Non è con gesto frettoloso, azzardato che Bompiani dia tanta importanza a Greta, la «piccola, ignota, malata» svedese che ha alzato la sua voce sopra il rumoroso chiacchiericcio degli adulti che ottunde il loro pensiero. Ci vuole uno sguardo saggio per capire il valore dello «sguardo di prima», lo sguardo che interroga il «senno di poi» e lo obbliga costantemente a riaprirsi e a ridefinirsi. C’è troppa sapienza adulta ammuffita nella vecchia Europa che, guardando all’indietro, ha fatto della dissuasione nei confronti della propria infanzia e adolescenza, la sua forza persuasiva. In un suo recente interessante confronto con Tommaso Di Francesco, su questo giornale, Bompiani ha ripreso la distinzione tra i «felici pochi», i ragazzi, e gli «infelici molti», gli adulti, fatta da Elsa Morante ne Il mondo salvato dai ragazzini.

Può sembrare strano parlare di «felicità» dei ragazzi: non se la passano tanto bene nel nostro mondo e hanno sicuramente molti problemi a starci dentro.
Direi che la felicità, a cui si riferiva Morante, non sta nel non soffrire – la vita è molto dura per la maggioranza dei ragazzi – ma nello sguardo che non è reso opaco dal conformismo, dalla conoscenza che si compiace della sua mancanza di coraggio.

È un bel vivere, anche quando è un vivere duro, non essere schiavi del già visto, già vissuto, già saputo. Lo sguardo dei ragazzi dentro di noi potrebbe salvarci, se i loro gesti, caparbi perché non «esperti”, riuscissero a svegliarlo.

La felicità sofferta dei ragazzi, l’essere vivi e non morti viventi, sta nel non essere contenti di noi, nel rifiuto del nostro inerte presente come loro futuro. Sono pochi perché sono soli. Dispersi in mezzo a una moltitudine di adulti che non capiscono la loro lingua e stanno distruggendo distrattamente i loro luoghi. Tuttavia il loro essere soli e pochi è anche la loro forza, non perché una prospettiva minoritaria, messianica salverà le sorti del mondo, ma perché li protegge dalla legge dei grandi numeri. Lì preserva dalla corruzione dei pensieri e dei sentimenti che l’omologazione comportamentale, l’azione come concezione autoerotica, riflessa in se stessa, della vita, produce, dissolvendo le differenze, le particolarità. Pur sottoposti alla pressione di gusti del vivere uniformanti, fidelizzanti (perché fanno gola ai mercanti) i ragazzi (e lo sguardo aperto al mondo che possono risvegliare in noi) resistono.

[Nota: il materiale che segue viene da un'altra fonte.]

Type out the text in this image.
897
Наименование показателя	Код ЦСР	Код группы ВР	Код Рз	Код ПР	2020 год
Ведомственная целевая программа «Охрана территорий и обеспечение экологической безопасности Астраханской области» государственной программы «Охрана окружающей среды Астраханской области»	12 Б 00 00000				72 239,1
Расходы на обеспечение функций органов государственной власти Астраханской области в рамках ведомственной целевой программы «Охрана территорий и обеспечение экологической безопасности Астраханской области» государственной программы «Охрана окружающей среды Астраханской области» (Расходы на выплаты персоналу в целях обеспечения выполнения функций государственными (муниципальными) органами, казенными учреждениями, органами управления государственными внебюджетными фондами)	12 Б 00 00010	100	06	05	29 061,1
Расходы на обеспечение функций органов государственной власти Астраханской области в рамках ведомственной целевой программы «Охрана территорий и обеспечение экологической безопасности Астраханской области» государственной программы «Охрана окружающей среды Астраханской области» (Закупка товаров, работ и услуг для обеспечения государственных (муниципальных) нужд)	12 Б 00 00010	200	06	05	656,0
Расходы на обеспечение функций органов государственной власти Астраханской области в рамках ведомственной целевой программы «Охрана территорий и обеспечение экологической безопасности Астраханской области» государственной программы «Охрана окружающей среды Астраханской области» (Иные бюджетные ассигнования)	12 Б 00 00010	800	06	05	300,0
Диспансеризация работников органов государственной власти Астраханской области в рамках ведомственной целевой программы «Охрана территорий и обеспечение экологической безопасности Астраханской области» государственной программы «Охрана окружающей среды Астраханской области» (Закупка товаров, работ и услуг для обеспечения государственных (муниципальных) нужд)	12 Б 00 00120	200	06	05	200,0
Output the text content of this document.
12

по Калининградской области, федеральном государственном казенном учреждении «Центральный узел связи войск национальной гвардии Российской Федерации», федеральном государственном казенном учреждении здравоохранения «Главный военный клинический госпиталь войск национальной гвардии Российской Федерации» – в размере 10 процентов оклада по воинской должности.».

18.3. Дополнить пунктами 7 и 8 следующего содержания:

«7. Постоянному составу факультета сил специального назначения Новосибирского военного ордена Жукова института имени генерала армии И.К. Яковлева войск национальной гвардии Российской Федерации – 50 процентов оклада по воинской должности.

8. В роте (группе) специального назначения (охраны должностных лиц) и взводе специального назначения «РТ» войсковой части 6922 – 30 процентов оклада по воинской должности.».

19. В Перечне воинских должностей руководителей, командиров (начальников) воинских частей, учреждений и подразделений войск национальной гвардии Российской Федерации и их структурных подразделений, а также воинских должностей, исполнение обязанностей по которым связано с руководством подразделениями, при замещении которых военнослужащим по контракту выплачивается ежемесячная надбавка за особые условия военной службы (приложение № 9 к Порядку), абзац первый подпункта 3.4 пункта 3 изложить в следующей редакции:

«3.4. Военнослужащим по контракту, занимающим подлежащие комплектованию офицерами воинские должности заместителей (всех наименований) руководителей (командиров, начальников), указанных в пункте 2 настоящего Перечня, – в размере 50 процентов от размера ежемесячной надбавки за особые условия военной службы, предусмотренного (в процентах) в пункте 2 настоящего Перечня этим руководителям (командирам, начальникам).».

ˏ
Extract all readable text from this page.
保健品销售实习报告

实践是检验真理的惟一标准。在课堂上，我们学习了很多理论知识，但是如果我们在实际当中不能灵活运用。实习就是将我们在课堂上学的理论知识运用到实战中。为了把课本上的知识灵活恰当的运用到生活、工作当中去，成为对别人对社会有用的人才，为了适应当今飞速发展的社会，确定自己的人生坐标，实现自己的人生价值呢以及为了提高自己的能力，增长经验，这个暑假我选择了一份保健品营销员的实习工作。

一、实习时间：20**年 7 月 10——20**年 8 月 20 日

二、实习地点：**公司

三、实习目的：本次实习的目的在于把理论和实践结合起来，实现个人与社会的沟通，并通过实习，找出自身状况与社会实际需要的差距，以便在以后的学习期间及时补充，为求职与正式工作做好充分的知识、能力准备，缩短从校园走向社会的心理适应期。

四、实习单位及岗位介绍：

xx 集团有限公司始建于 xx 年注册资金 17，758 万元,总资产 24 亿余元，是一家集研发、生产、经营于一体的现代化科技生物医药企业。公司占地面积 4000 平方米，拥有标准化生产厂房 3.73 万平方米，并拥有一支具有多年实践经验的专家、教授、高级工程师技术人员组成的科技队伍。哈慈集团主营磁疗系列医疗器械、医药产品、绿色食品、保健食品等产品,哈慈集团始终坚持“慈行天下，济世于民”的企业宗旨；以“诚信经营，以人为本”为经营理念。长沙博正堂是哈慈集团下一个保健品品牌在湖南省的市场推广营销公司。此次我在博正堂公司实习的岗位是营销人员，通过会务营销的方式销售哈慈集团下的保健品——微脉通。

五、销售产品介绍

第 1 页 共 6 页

La democrazia non si fonda sul potere dei molti indifferenziati -clonati secondo un principio di esistenza inerziale, ripetitiva, predeterminata da calcoli probabilistici sofisticati-, ma su maggioranze fatte di minoranze: di differenti declinazioni sessuali e culturali che dialogando, divergendo e convergendo, si concertano e si intendono.

L’alternativa che incombe, è, come ammonisce Bompiani, peggio del Fascismo, è il totalitarismo prodotto dall’adesione di tutti a modelli anonimi, piatti di esistenza in cui l’infelicità comune generalizzata avvolge in modo mortale governanti e governati, sfruttatori e sfruttati.